Scott Bessent, secretário do Tesouro dos EUA: “Tive uma reunião com meu homólogo chinês aqui em Davos ontem à noite. (Fabrice COFFRINI/AFP)
Repórter de agro e macroeconomia
Publicado em 20 de janeiro de 2026 às 12h23.
Os Estados Unidos afirmaram nesta segunda-feira, 19, que a China deve comprar 25 milhões de toneladas de soja americana em 2026. A declaração foi feita por Scott Bessent, secretário do Tesouro dos EUA, durante participação no Fórum Econômico Mundial (WEF), em Davos.
“Tive uma reunião com meu homólogo chinês aqui em Davos ontem à noite. Ele me disse que, nesta semana, eles concluíram suas compras de soja e que estamos ansiosos pelas 25 milhões de toneladas do próximo ano”, disse Bessent.
Se confirmado, o volume representa um retorno à média histórica de embarques dos EUA para a China nos últimos anos. A exceção foi em 2025, quando as exportações de soja americana ao país asiático recuaram para 12 milhões de toneladas, reflexo direto da guerra tarifária iniciada por Donald Trump.
Tradicionalmente, a China abastece seu mercado com cerca de 75% de soja brasileira e o restante com produto americano.
Em 2025, as exportações brasileiras de soja para a China somaram aproximadamente 90 milhões de toneladas, segundo dados da Associação Nacional dos Exportadores de Cereais (Anec). Para 2026, a entidade projeta embarques de cerca de 77 milhões de toneladas ao mercado chinês.
A sinalização do governo do presidente Donald Trump ocorre em um momento em que agricultores americanos de soja intensificam a pressão por apoio no Congresso.
Nesta segunda, entidades como a Federação Americana de Escritórios Agrícolas (American Farm Bureau Federation) e a Associação Americana de Soja (American Soybean Association) enviaram uma carta solicitando apoio econômico adicional para compensar perdas ainda não cobertas.

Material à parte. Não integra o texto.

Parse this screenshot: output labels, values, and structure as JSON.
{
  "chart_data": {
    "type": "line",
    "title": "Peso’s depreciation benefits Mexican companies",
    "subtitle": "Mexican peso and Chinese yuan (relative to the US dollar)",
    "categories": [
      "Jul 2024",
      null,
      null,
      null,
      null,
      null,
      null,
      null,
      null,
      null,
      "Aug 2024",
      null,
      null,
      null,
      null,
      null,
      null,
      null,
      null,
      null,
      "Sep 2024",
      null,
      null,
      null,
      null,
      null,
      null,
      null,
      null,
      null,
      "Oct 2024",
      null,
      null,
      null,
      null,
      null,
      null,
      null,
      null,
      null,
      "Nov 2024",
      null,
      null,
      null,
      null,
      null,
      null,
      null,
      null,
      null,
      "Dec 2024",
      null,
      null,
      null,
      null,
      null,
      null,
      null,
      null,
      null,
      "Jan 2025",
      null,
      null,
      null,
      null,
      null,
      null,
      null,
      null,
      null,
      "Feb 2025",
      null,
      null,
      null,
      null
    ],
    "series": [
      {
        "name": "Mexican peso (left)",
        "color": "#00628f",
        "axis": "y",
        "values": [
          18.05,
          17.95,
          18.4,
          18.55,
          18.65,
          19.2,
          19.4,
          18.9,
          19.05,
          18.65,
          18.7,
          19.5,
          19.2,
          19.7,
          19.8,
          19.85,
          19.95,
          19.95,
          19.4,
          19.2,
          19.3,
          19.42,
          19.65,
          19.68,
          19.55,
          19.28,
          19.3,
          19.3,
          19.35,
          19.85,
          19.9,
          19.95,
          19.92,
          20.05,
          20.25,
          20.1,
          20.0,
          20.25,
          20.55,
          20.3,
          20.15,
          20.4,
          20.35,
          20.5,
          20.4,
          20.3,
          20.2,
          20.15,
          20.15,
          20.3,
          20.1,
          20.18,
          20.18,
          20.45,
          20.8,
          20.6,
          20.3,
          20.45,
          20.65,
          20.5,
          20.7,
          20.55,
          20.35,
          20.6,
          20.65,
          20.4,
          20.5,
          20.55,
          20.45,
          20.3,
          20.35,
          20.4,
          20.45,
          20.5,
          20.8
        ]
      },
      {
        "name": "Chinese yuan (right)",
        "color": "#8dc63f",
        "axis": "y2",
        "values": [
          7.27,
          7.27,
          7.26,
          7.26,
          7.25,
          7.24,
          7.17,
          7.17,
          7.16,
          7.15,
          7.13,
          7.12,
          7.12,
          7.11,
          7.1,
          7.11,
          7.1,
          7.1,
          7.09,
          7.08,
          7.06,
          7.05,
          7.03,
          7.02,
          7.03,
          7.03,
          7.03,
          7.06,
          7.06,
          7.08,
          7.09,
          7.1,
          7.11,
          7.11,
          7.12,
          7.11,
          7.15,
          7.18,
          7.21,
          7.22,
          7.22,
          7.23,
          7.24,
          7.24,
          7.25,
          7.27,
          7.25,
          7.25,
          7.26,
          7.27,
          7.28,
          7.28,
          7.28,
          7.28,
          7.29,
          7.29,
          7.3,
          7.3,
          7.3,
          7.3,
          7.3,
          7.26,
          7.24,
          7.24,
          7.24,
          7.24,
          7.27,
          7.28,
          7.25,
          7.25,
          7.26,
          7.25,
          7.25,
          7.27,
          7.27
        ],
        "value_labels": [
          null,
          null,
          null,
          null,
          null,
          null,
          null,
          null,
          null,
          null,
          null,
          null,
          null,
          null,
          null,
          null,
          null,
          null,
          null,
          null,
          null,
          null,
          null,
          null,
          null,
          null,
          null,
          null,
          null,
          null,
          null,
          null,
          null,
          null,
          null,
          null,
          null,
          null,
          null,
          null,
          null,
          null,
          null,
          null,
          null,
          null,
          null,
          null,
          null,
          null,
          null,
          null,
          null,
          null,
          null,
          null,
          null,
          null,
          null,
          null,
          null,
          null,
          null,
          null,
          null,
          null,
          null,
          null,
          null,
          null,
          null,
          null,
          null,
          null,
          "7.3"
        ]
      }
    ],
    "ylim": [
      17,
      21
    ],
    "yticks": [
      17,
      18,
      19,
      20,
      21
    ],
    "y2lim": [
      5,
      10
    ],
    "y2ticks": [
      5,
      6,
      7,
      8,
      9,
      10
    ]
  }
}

A mobilização vem após o anúncio, em dezembro, de um pacote emergencial de US$ 12 bilhões pelo governo Trump, para mitigar os prejuízos sofridos pelo setor agrícola.
“Esses fundos podem representar um primeiro passo significativo, mas não cobrem as perdas extensas e cumulativas que os agricultores absorveram nos últimos anos”, afirma o texto da carta.
Os recursos estão sendo distribuídos com valores específicos por produto, e US$ 1 bilhão foi reservado exclusivamente para produtores de culturas especiais, diz o Departamento de Agricultura dos EUA (USDA).
Para a Associação Americana de Soja, o valor destinado ao setor não é suficiente para cobrir os prejuízos significativos registrados neste ano, causados pelos altos custos de produção e pelos efeitos prolongados da guerra comercial com a China.
O Brasil deve renovar o recorde de exportação de soja em 2026, com embarques estimados em 114 milhões de toneladas, segundo projeção do USDA, divulgada na segunda-feira passada, 12.
A estimativa anterior, feita em dezembro, apontava para 112 milhões de toneladas — ou seja, uma elevação de 2 milhões de toneladas, mesmo diante do recente acordo comercial entre Estados Unidos e China.
Em novembro de 2025, como parte dos esforços para reverter a guerra tarifária entre os dois países, Pequim se comprometeu a ampliar a compra de soja americana.
Apesar do acerto, a China manteve, no ano passado, a preferência pelo produto brasileiro. Segundo a Anec, o Brasil encerrou 2025 com exportações recordes de soja, totalizando 108 milhões de toneladas — alta de 11,7% em relação às 97 milhões de toneladas de 2024.
O USDA manteve o tom de otimismo em relação à produção de soja no Brasil na safra 2025/26. O órgão elevou sua estimativa de 175 para 178 milhões de toneladas, volume superior às 171,5 milhões de toneladas colhidas na temporada 2024/25.
A projeção está levemente acima das estimativas da Companhia Nacional de Abastecimento (Conab), que, em dezembro, reduziu sua previsão para a safra 2025/26, de 177,8 milhões para 177,1 milhões de toneladas.